No wonder Clinton is struggling to portray herself as a normal, everyday working mom (and grandmother!) just like you and me. In a recent “Open Letter to Working Mothers,” Clinton tells the story of her campaign bus driver, Liz, who makes ends meet driving shifts on a chartered bus, sacrificing time with her family for nights away from home to earn extra hours. Hillary wants readers to see she’s buddies with women like Liz, and that’s why she wants to be President: to help Liz and those like her. As Clinton writes:
Liz is my reason. So is every other woman who’s pulling together kids at home, working multiple jobs, getting paid wages that are far too low, and trying to afford skyrocketing child care costs, tuition fees, health care, and so much more.
Sounds nice, right? Clinton cares about the working stiff! But how does she plan to help Liz, exactly? What would she do differently than President Obama, who also had promised to help women like Liz during his campaigns, but somehow left them all still treading water?

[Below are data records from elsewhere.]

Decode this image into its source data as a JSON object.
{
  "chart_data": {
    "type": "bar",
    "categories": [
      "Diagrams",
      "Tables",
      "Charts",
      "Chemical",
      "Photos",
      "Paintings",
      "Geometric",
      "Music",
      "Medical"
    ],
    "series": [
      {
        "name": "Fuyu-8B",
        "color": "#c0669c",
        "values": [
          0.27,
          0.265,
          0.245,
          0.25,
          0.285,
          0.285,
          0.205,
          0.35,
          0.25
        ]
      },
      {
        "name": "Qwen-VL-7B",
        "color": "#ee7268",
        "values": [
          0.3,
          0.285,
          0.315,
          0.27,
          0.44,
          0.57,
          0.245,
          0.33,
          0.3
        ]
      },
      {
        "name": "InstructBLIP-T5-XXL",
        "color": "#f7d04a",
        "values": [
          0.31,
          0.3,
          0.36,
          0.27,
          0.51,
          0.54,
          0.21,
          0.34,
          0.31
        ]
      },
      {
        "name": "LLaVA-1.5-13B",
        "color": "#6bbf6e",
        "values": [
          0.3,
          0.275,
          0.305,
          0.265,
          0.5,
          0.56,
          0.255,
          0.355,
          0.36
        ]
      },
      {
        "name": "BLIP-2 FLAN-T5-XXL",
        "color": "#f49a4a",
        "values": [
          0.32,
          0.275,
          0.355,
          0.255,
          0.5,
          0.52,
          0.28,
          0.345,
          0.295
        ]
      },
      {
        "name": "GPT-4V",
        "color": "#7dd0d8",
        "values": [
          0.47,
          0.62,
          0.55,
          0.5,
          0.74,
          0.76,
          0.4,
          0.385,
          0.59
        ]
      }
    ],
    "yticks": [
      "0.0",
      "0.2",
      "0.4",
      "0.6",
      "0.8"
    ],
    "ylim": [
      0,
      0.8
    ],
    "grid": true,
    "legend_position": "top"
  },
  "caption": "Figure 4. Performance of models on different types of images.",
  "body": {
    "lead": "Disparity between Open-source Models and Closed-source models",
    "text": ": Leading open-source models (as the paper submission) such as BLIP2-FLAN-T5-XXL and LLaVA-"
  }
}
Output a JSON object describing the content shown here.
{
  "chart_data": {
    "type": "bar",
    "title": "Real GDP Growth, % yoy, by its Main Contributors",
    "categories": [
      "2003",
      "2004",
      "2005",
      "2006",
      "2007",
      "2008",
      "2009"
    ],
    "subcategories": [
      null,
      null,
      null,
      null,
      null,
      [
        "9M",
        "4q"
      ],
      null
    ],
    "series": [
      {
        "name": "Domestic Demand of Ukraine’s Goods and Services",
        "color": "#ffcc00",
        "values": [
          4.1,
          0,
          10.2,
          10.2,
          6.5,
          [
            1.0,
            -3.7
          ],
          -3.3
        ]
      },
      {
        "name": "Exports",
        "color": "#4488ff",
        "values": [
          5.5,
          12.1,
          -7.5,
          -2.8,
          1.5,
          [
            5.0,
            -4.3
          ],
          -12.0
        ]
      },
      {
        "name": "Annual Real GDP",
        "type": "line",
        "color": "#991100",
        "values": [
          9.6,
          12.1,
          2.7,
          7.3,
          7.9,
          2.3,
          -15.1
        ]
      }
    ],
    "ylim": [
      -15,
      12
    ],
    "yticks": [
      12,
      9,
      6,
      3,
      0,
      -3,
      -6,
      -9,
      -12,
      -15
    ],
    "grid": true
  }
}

Such specifics aren’t addressed in the letter. And from the politician’s point-of-view, that’s the big advantage of the “open letter” format. Unlikely pesky press conferences (which Hillary actively avoids holding) or media appearances with journalists—or even letters written to actual individual people—the real-life “working women” don’t get to pose follow-up questions after receiving this letter supposedly from the candidate.

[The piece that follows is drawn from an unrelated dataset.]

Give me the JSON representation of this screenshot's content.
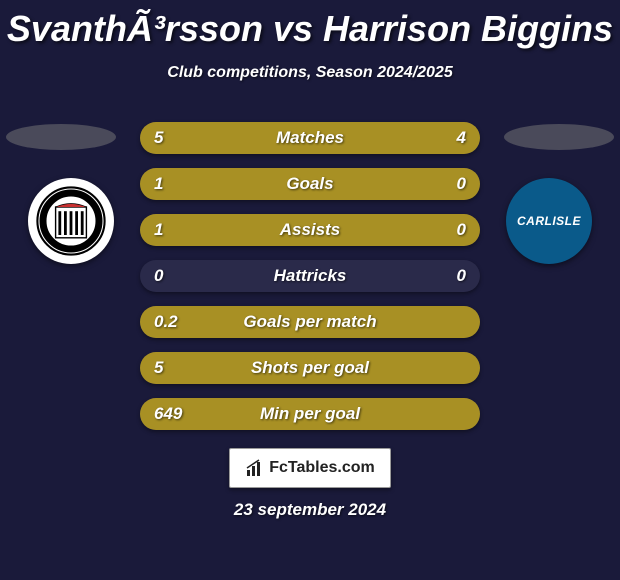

In her letter, Hillary jokes she’s “had a bit of a reputation for being a policy wonk.” She modestly continues: “It’s true! I sweat the small stuff.” This is a not-so-artful attempt to distract readers from the dearth of details about the policy plans in her missive to women—or on her campaign website, for that matter.
Just as it would be unbecoming to question whether a letter writer was being truthful about her own reputation, the format encourages readers to forgive Clinton for taking jabs at her opponent. She’s such a nice, normal woman—writing to us in such a personal way!—it’s expected we girls would dish a little gossip on the side.
Mrs. Clinton isn’t the first politician to use this format as a ruse, and she almost certainly won’t be the last. In fact, just this summer President Obama has written two open letters, one released just this weekend in honor of Labor Day to “America’s Hardworking Men and Women,” and then one in July to America’s Law Enforcement Community, in which the President insists to policemen, “We have your backs.” (I’m sure they felt reassured.) Like Mrs. Clinton’s, President Obama’s letters are short on details and heavy on posturing.
Of course, it isn’t just politicians who have seized on the open letter device for image crafting. Charlotte Alter, writing for TIME, brilliantly riffed on Facebook CEO Mark Zuckerberg’s “letter to our daughter,” born just days before, describing the letter as “a press release cloaked in a baby announcement.”
There’s nothing wrong with this type of marketing, but readers should see such “open letters” for what they are: A less-than-subtle attempt to manipulate perceptions by the letter’s author. It poses as honest communication to share information, but really offers nothing deeper than the average slick political advertisement.